Parents are taught home infusion of factor VIII concentrate. For moderate and severe hemophilia, prompt IV administration is essential to prevent joint injury. NSAIDs are effective for pain relief. They must be given with caution because they inhibit platelet aggregation. A factor VIII level of 30% is necessary to stop bleeding. DDAVP can raise the factor VIII level fourfold. Moderate hemophilia is defined by a factor VIII activity of 4.9. A fourfold increase would not meet the 30% level. Ice and elevation are important adjunctive therapy, but factor VIII is necessary.
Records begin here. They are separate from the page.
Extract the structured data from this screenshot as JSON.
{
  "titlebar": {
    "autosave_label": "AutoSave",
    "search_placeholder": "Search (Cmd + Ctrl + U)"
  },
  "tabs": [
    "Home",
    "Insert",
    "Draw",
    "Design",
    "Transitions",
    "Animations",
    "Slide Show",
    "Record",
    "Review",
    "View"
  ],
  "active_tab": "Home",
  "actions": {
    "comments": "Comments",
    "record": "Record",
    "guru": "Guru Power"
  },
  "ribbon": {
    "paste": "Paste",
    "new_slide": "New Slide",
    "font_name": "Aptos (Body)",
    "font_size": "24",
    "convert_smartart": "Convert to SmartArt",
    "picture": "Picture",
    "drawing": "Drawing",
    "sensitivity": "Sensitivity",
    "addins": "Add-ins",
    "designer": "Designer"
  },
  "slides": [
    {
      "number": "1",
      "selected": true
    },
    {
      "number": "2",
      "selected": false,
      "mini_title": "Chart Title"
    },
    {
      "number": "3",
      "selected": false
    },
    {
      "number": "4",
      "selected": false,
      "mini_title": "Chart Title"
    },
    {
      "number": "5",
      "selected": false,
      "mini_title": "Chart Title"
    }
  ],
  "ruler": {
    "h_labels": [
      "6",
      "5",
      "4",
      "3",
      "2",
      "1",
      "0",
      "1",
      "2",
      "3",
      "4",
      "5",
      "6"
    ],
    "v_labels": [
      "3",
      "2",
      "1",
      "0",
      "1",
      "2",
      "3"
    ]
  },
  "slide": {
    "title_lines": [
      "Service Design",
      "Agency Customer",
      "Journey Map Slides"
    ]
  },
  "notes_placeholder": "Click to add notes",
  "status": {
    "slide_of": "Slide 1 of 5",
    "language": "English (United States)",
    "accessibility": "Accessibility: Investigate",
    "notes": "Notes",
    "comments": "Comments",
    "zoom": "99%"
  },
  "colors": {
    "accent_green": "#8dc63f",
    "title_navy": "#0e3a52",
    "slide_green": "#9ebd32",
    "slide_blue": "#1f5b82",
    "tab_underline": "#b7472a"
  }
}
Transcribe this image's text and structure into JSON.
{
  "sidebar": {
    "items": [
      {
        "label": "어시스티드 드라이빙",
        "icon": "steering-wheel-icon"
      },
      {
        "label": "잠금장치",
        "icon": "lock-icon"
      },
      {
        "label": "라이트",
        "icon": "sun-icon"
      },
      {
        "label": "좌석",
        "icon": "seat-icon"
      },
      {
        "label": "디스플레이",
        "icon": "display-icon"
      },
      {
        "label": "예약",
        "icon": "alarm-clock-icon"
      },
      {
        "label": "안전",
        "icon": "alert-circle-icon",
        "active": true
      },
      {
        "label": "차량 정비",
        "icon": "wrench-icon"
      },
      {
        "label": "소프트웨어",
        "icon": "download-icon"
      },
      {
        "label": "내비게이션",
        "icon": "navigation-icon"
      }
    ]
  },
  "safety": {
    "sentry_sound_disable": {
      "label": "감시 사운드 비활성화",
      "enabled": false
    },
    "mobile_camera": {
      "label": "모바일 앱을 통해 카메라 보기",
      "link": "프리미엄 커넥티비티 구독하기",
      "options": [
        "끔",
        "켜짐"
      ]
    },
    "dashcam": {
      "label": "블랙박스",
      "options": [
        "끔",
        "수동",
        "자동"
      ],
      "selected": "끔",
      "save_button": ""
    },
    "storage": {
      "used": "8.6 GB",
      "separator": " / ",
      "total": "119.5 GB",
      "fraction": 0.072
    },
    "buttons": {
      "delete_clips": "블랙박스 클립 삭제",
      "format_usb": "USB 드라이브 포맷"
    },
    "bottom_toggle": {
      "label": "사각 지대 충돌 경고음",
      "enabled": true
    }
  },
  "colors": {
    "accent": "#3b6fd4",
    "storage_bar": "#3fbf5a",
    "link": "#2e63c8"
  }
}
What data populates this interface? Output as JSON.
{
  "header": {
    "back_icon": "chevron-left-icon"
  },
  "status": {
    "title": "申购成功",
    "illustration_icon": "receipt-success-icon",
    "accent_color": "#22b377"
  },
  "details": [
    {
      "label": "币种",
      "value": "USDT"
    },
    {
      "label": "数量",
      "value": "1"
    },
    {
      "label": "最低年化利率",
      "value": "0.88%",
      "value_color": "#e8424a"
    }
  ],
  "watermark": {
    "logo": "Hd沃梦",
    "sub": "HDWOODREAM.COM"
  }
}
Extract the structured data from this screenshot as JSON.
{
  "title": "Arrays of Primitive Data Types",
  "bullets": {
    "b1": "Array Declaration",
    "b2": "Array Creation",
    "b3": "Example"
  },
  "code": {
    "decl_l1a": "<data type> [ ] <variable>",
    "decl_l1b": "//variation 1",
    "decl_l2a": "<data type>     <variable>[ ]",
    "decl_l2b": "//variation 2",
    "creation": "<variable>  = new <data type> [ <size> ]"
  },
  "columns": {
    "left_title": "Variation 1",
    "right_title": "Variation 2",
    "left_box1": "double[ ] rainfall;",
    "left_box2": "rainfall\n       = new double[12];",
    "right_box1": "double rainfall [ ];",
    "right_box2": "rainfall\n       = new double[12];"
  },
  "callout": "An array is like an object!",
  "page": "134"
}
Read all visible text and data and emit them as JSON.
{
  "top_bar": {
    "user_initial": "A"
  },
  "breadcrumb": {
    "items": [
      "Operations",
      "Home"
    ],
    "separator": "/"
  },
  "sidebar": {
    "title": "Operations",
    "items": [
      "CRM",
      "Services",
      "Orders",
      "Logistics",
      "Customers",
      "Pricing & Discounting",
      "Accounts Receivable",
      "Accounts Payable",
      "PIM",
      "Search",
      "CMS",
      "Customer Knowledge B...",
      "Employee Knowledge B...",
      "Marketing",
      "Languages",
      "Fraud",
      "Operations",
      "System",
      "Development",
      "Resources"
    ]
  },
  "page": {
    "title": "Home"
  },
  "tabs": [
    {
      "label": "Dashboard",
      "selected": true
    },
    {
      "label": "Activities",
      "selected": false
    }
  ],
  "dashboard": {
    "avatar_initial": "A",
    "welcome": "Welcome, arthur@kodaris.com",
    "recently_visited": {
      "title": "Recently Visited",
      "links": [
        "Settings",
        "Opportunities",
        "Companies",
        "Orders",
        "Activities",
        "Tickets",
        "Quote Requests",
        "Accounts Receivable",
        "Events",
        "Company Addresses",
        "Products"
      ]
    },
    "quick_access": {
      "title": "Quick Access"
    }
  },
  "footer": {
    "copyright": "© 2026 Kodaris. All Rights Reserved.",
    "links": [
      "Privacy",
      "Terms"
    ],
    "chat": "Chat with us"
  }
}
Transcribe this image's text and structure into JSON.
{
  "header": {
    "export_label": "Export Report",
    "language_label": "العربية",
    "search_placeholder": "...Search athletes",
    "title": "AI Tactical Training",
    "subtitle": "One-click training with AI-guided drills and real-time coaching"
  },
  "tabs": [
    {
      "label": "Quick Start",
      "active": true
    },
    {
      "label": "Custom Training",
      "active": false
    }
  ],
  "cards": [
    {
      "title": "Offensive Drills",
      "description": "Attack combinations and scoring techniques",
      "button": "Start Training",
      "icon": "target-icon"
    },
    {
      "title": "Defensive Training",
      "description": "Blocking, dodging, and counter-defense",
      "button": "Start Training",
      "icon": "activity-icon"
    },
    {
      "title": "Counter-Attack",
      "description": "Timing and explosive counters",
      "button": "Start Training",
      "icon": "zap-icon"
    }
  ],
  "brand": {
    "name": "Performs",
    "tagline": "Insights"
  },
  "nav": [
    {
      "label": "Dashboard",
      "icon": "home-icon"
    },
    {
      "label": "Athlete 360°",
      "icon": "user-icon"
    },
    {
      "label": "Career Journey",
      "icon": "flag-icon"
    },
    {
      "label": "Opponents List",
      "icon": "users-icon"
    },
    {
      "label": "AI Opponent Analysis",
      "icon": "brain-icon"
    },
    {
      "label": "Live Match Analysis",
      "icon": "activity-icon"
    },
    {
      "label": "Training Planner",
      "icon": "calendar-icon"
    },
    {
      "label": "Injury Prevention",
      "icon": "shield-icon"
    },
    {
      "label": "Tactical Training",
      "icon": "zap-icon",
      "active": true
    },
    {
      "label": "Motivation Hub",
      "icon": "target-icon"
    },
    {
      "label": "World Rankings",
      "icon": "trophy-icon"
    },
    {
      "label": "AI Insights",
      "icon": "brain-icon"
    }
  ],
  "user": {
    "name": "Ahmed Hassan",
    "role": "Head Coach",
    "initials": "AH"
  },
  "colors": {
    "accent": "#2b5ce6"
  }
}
- What condition is an acquired hemorrhagic disorder that is characterized by excessive destruction of platelets?
a. Aplastic anemia
b. Thalassemia major
c. Idiopathic thrombocytopenic purpura
d. Disseminated intravascular coagulation
ANS: C-Idiopathic thrombocytopenic purpura
Idiopathic thrombocytopenic purpura is an acquired hemorrhagic disorder characterized by an excessive destruction of platelets, discolorations caused by petechiae beneath the skin, and normal bone marrow. Aplastic anemia refers to a bone marrow failure condition in which the formed elements of the blood are simultaneously depressed. Thalassemia major is a group of blood disorders characterized by deficiency in the production rate of specific hemoglobin chains. Disseminated intravascular coagulation is characterized by diffuse fibrin deposition in the microvasculature, consumption of coagulation factors, and endogenous generation of thrombin and plasma.
- Care for the child with acute idiopathic thrombocytopenic purpura (ITP) includes which therapeutic intervention?
a. Splenectomy
b. Intravenous administration of anti-D antibody
c. Use of nonsteroidal anti-inflammatory drugs (NSAIDs)
d. Helping child participate in sports
ANS: B-Intravenous administration of anti-D antibody
Anti-D antibody causes an increase in platelet count approximately 48 hours after administration. Splenectomy is reserved for chronic severe ITP not responsive to pharmacologic management. NSAIDs are not used in ITP. Both NSAIDs and aspirin interfere with platelet aggregation. The nurse works with the child and parents to choose quiet activities while the platelet count is below 100,000/mm3.